Le flot est d'abord constitué d'interprètes accroupis à quatre pattes. Habits de ville. Tous différents. On a clairement affaire à des individus. De quatre pattes, on passe à des glissements, puis à des roulades en boule, semblables au premier être vivant qui s'est extirpé de la vase originelle. Tout cela à l'unisson d'abord.

La coulée est plus ou moins rapide et dense selon les moments. Cependant, la constance du mouvement d'ensemble est telle qu'elle donne le vertige, comme lorsqu'on regarde passer les nuages ou des rapides. On croirait les interprètes, déjà en mouvement lorsqu'ils sortent des coulisses, placés sur un tapis roulant!

D'emblée, on pense migration, troupeau, collectivité... Ici et là, des dissidents qui en entraînent d'autres et qui ainsi changent le cours de la progression en constante mutation.

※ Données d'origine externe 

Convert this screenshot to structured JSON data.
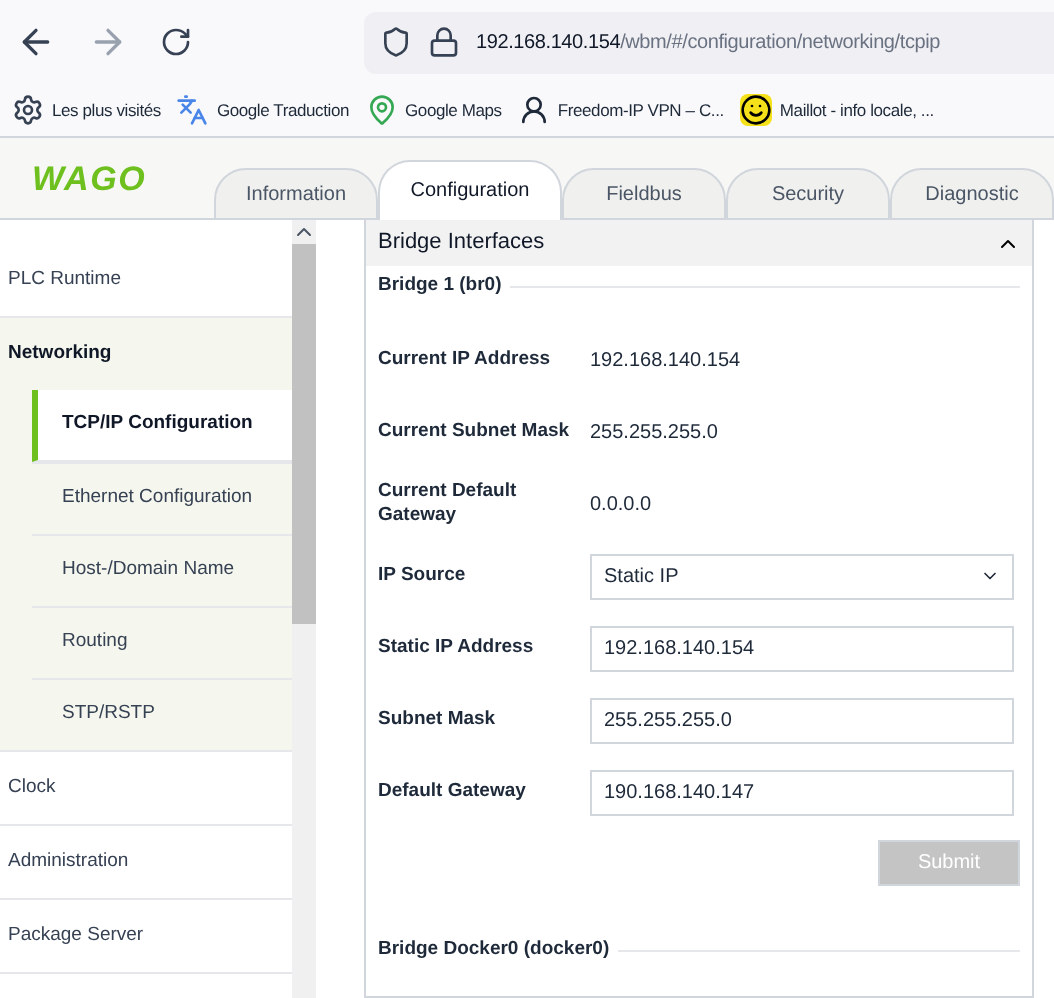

Et on s'étonne, avec délice que chaque variation opérée ainsi par Botelho dans ce faux unisson - un ajout de geste, un changement de direction, d'axe ou de rythme, la transformation fluide d'un mouvement à un autre - soit hautement signifiante.

Par deux fois, la dissidence est totale: un individu prend tout à coup conscience de lui-même, des autres, de son environnement et de son pouvoir avant regagner le flot collectif, volontairement ou non. Ces courts instants sont infiniment poignants. Tout comme l'ensemble de Sideways Rain.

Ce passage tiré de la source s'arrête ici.